We recently spent $1.5 trillion on tax breaks that go mostly to corporations and the rich. Think we might spend 1/150th that much to save our kids and stop this scourge?

But we can’t even begin to discuss these practical, sensible measures because the NRA and its lobbyists hold our pols in thrall. They do so by inciting the 3% who hold half the guns with paranoid fantasies and delusions of personal omnipotence. They make gun owners think that the government (or Obama, in his day) is coming to get their guns.

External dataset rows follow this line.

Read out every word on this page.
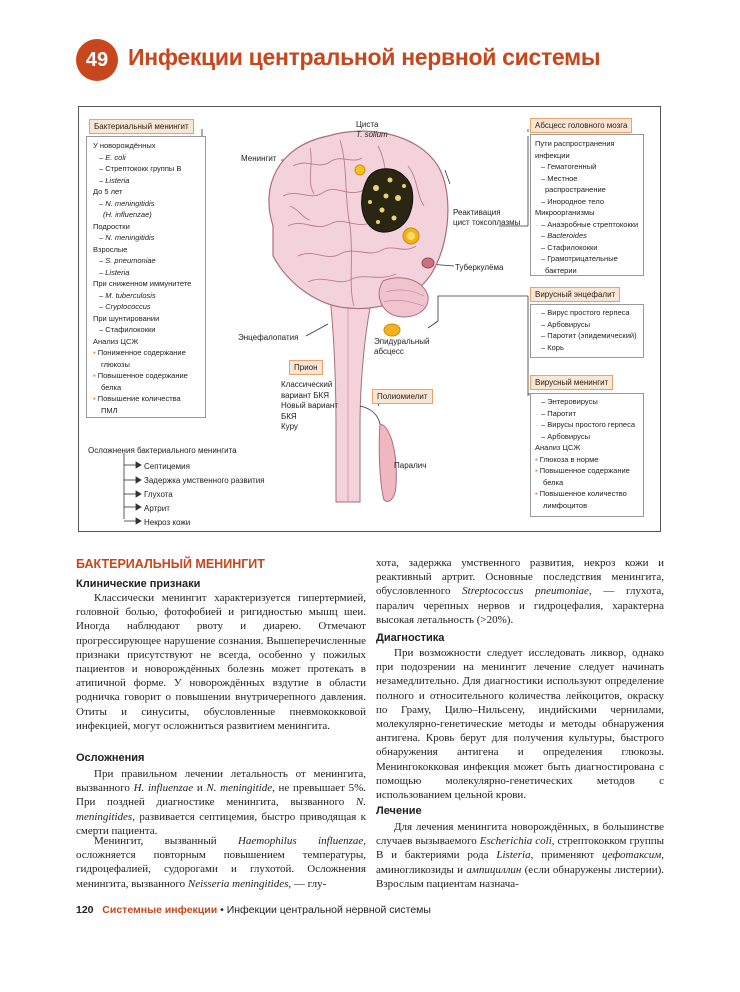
49 Инфекции центральной нервной системы
Бактериальный менингит
У новорождённых
– E. coli
– Стрептококк группы В
– Listeria
До 5 лет
– N. meningitidis
(H. influenzae)
Подростки
– N. meningitidis
Взрослые
– S. pneumoniae
– Listeria
При сниженном иммунитете
– M. tuberculosis
– Cryptococcus
При шунтировании
– Стафилококки
Анализ ЦСЖ
▪ Пониженное содержание
глюкозы
▪ Повышенное содержание
белка
▪ Повышение количества
ПМЛ
Осложнения бактериального менингита
Септицемия
Задержка умственного развития
Глухота
Артрит
Некроз кожи
Менингит
Циста
T. solium
Реактивация
цист токсоплазмы
Туберкулёма
Энцефалопатия	Эпидуральный
абсцесс
Прион
Классический
вариант БКЯ
Новый вариант
БКЯ
Куру
Полиомиелит
Паралич
Абсцесс головного мозга
Пути распространения
инфекции
– Гематогенный
– Местное
распространение
– Инородное тело
Микроорганизмы
– Анаэробные стрептококки
– Bacteroides
– Стафилококки
– Грамотрицательные
бактерии
Вирусный энцефалит
– Вирус простого герпеса
– Арбовирусы
– Паротит (эпидемический)
– Корь
Вирусный менингит
– Энтеровирусы
– Паротит
– Вирусы простого герпеса
– Арбовирусы
Анализ ЦСЖ
▪ Глюкоза в норме
▪ Повышенное содержание
белка
▪ Повышенное количество
лимфоцитов
БАКТЕРИАЛЬНЫЙ МЕНИНГИТ
Клинические признаки
Классически менингит характеризуется гипертермией, головной болью, фотофобией и ригидностью мышц шеи. Иногда наблюдают рвоту и диарею. Отмечают прогрессирующее нарушение сознания. Вышеперечисленные признаки присутствуют не всегда, особенно у пожилых пациентов и новорождённых болезнь может протекать в атипичной форме. У новорождённых вздутие в области родничка говорит о повышении внутричерепного давления. Отиты и синуситы, обусловленные пневмококковой инфекцией, могут осложниться развитием менингита.
Осложнения
При правильном лечении летальность от менингита, вызванного H. influenzae и N. meningitide, не превышает 5%. При поздней диагностике менингита, вызванного N. meningitides, развивается септицемия, быстро приводящая к смерти пациента.
Менингит, вызванный Haemophilus influenzae, осложняется повторным повышением температуры, гидроцефалией, судорогами и глухотой. Осложнения менингита, вызванного Neisseria meningitides, — глу-
хота, задержка умственного развития, некроз кожи и реактивный артрит. Основные последствия менингита, обусловленного Streptococcus pneumoniae, — глухота, паралич черепных нервов и гидроцефалия, характерна высокая летальность (>20%).
Диагностика
При возможности следует исследовать ликвор, однако при подозрении на менингит лечение следует начинать незамедлительно. Для диагностики используют определение полного и относительного количества лейкоцитов, окраску по Граму, Цилю–Нильсену, индийскими чернилами, молекулярно-генетические методы и методы обнаружения антигена. Кровь берут для получения культуры, быстрого обнаружения антигена и определения глюкозы. Менингококковая инфекция может быть диагностирована с помощью молекулярно-генетических методов с использованием цельной крови.
Лечение
Для лечения менингита новорождённых, в большинстве случаев вызываемого Escherichia coli, стрептококком группы В и бактериями рода Listeria, применяют цефотаксим, аминогликозиды и ампициллин (если обнаружены листерии). Взрослым пациентам назнача-
120 Системные инфекции • Инфекции центральной нервной системы
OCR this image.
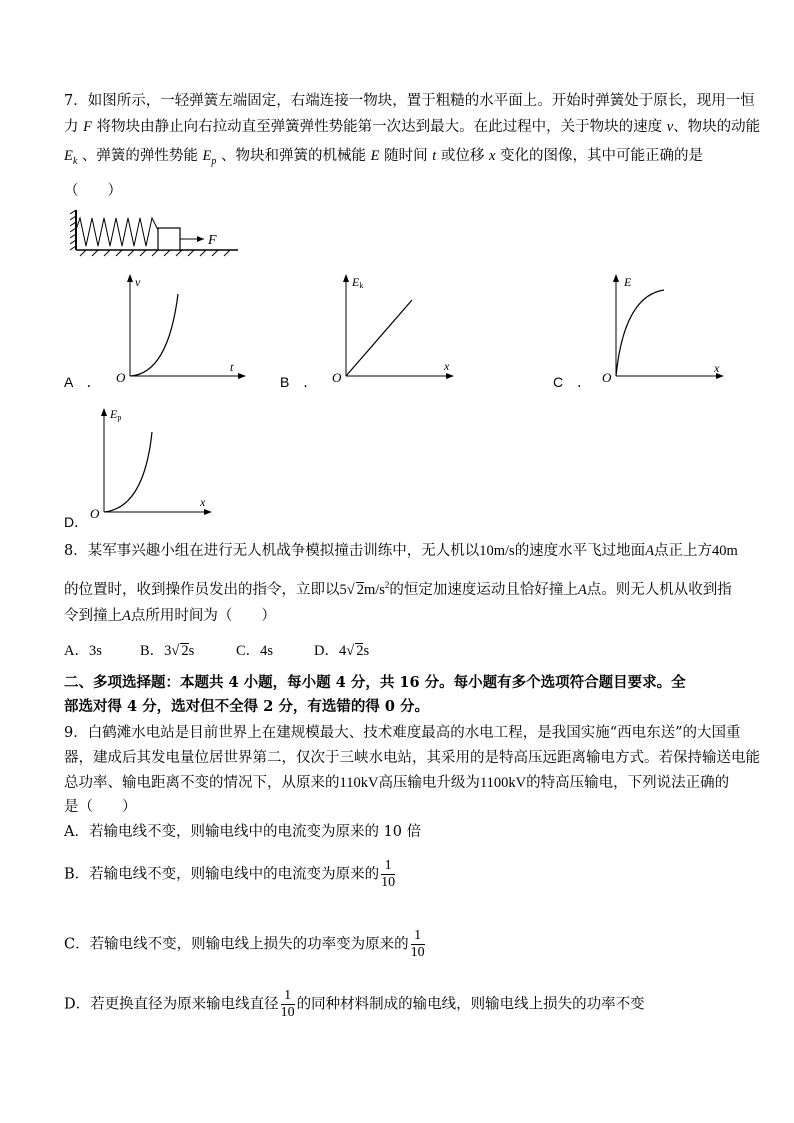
7．如图所示，一轻弹簧左端固定，右端连接一物块，置于粗糙的水平面上。开始时弹簧处于原长，现用一恒
力 F 将物块由静止向右拉动直至弹簧弹性势能第一次达到最大。在此过程中，关于物块的速度 v、物块的动能
$E_k$ 、弹簧的弹性势能 $E_p$ 、物块和弹簧的机械能 E 随时间 t 或位移 x 变化的图像，其中可能正确的是
（　　）
F
A　．
v
t
O	B　．
Ek
x
O	C　．
E
x
O
D．
Ep
x
O
8．某军事兴趣小组在进行无人机战争模拟撞击训练中，无人机以10m/s的速度水平飞过地面A点正上方40m
的位置时，收到操作员发出的指令，立即以5√ $2m/s^2$的恒定加速度运动且恰好撞上A点。则无人机从收到指
令到撞上A点所用时间为（　　）
A．3s	B．3√ 2s	C．4s	D．4√ 2s
二、多项选择题：本题共 4 小题，每小题 4 分，共 16 分。每小题有多个选项符合题目要求。全
部选对得 4 分，选对但不全得 2 分，有选错的得 0 分。
9．白鹤滩水电站是目前世界上在建规模最大、技术难度最高的水电工程，是我国实施“西电东送”的大国重
器，建成后其发电量位居世界第二，仅次于三峡水电站，其采用的是特高压远距离输电方式。若保持输送电能
总功率、输电距离不变的情况下，从原来的110kV高压输电升级为1100kV的特高压输电，下列说法正确的
是（　　）
A．若输电线不变，则输电线中的电流变为原来的 10 倍
B．若输电线不变，则输电线中的电流变为原来的 $\frac{1}{10}$
C．若输电线不变，则输电线上损失的功率变为原来的 $\frac{1}{10}$
D．若更换直径为原来输电线直径 $\frac{1}{10}$ 的同种材料制成的输电线，则输电线上损失的功率不变
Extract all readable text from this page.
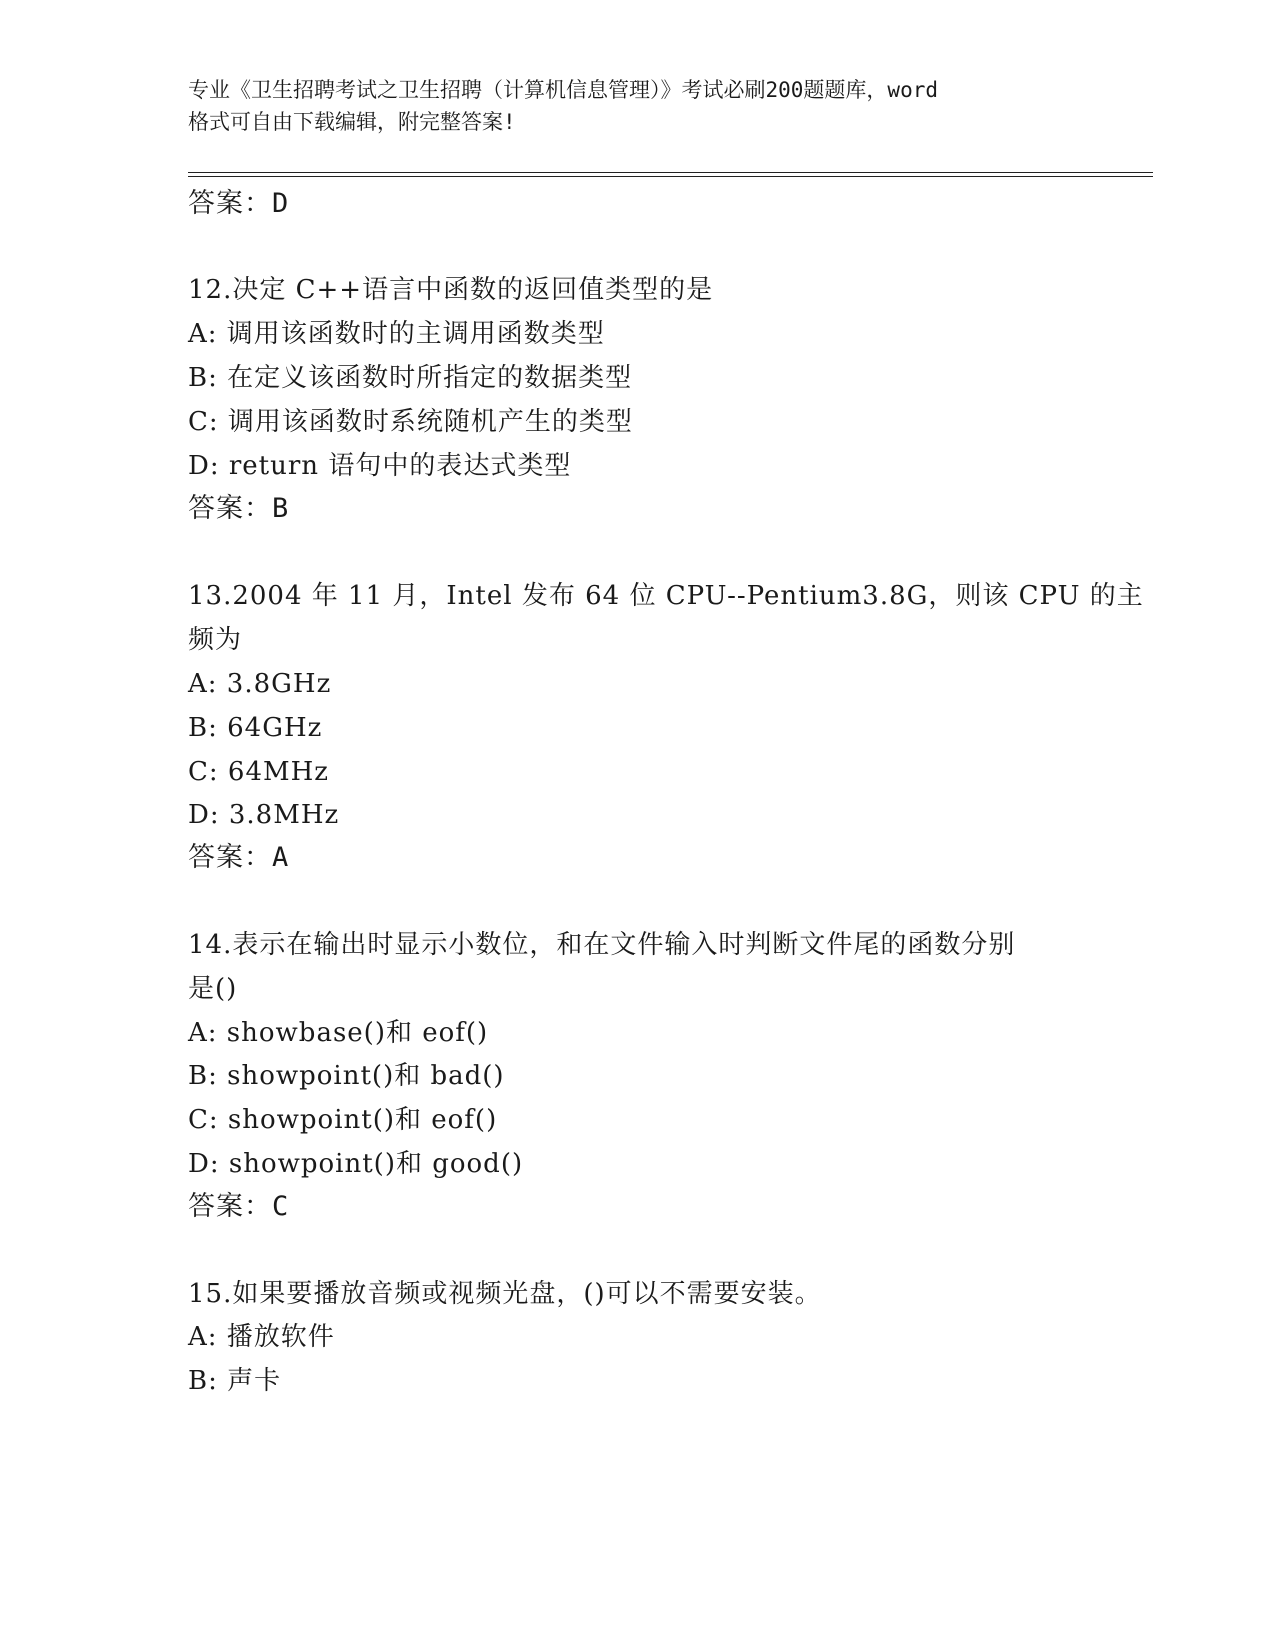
专业《卫生招聘考试之卫生招聘（计算机信息管理）》考试必刷200题题库，word
格式可自由下载编辑，附完整答案!
答案：D
12.决定 C++语言中函数的返回值类型的是
A: 调用该函数时的主调用函数类型
B: 在定义该函数时所指定的数据类型
C: 调用该函数时系统随机产生的类型
D: return 语句中的表达式类型
答案：B
13.2004 年 11 月，Intel 发布 64 位 CPU--Pentium3.8G，则该 CPU 的主
频为
A: 3.8GHz
B: 64GHz
C: 64MHz
D: 3.8MHz
答案：A
14.表示在输出时显示小数位，和在文件输入时判断文件尾的函数分别
是()
A: showbase()和 eof()
B: showpoint()和 bad()
C: showpoint()和 eof()
D: showpoint()和 good()
答案：C
15.如果要播放音频或视频光盘，()可以不需要安装。
A: 播放软件
B: 声卡
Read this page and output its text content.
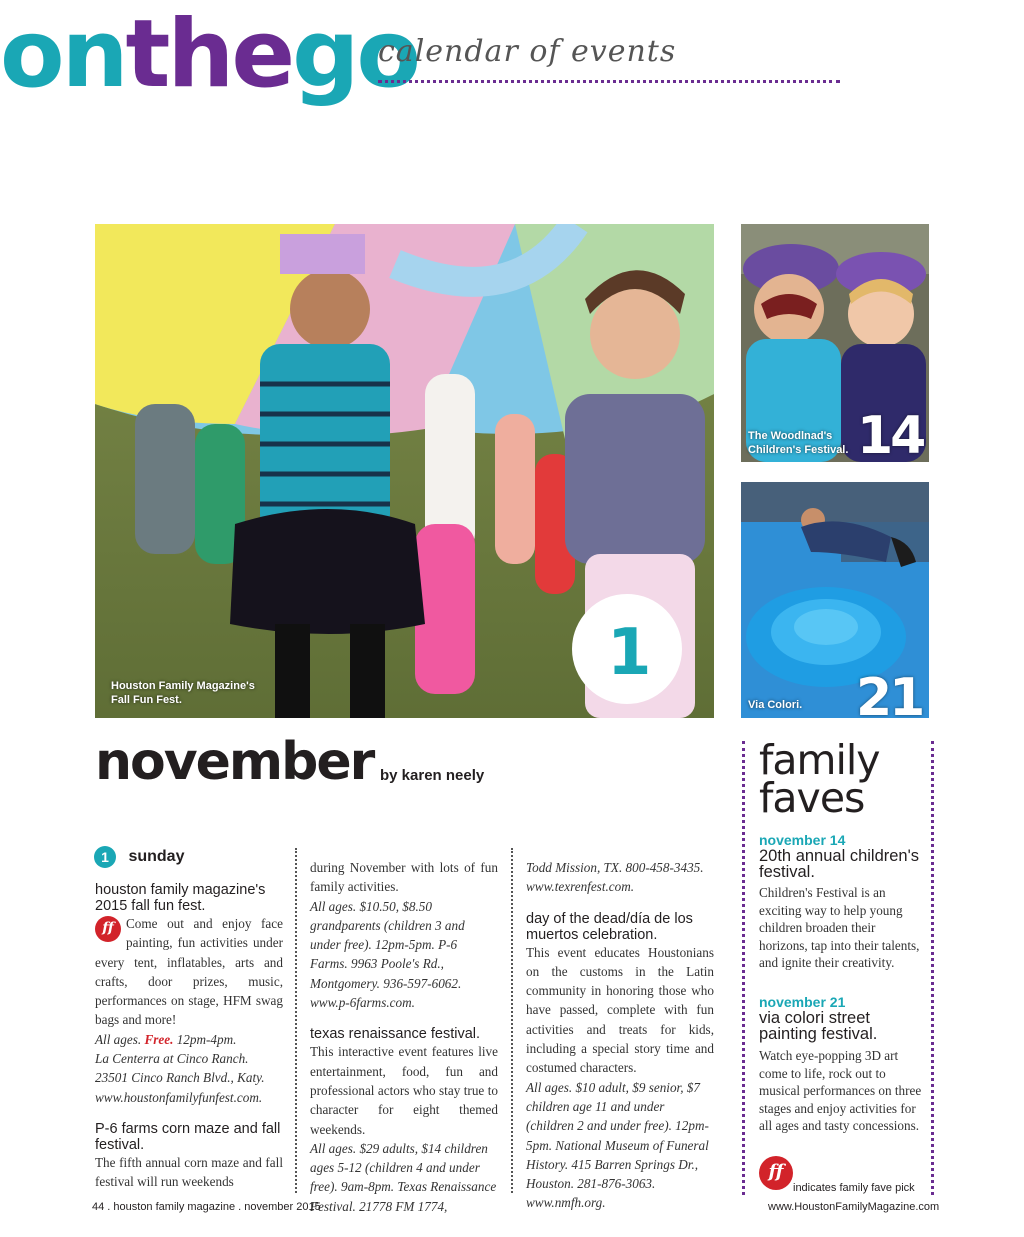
onthego
calendar of events
1
Houston Family Magazine's
Fall Fun Fest.
The Woodlnad's
Children's Festival. 14
Via Colori. 21
november by karen neely
1 sunday

houston family magazine's 2015 fall fun fest.

ff Come out and enjoy face painting, fun activities under every tent, inflatables, arts and crafts, door prizes, music, performances on stage, HFM swag bags and more!

All ages. Free. 12pm-4pm.

La Centerra at Cinco Ranch.

23501 Cinco Ranch Blvd., Katy.

www.houstonfamilyfunfest.com.

P-6 farms corn maze and fall festival.

The fifth annual corn maze and fall festival will run weekends

during November with lots of fun family activities.

All ages. $10.50, $8.50 grandparents (children 3 and under free). 12pm-5pm. P-6 Farms. 9963 Poole's Rd., Montgomery. 936-597-6062. www.p-6farms.com.

texas renaissance festival.

This interactive event features live entertainment, food, fun and professional actors who stay true to character for eight themed weekends.

All ages. $29 adults, $14 children ages 5-12 (children 4 and under free). 9am-8pm. Texas Renaissance Festival. 21778 FM 1774,

Todd Mission, TX. 800-458-3435. www.texrenfest.com.

day of the dead/día de los muertos celebration.

This event educates Houstonians on the customs in the Latin community in honoring those who have passed, complete with fun activities and treats for kids, including a special story time and costumed characters.

All ages. $10 adult, $9 senior, $7 children age 11 and under (children 2 and under free). 12pm-5pm. National Museum of Funeral History. 415 Barren Springs Dr., Houston. 281-876-3063. www.nmfh.org.

family
faves
november 14
20th annual children's festival.
Children's Festival is an exciting way to help young children broaden their horizons, tap into their talents, and ignite their creativity.
november 21
via colori street painting festival.
Watch eye-popping 3D art come to life, rock out to musical performances on three stages and enjoy activities for all ages and tasty concessions.
ff
indicates family fave pick
44 . houston family magazine . november 2015	www.HoustonFamilyMagazine.com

They make them believe that practicing for an hour a month at a shooting range will turn them into skilled and practiced killers, the equivalent of our Navy Seals.

By deluding these voters, they make otherwise good Republicans and Democrats in purple districts fear even to whisper the words “gun control.” How better to demonstrate what a dysfunctional a society we have become, than to allow a relatively unimportant industry to sell, unimpeded, dangerous products with which deranged people routinely kill us at random?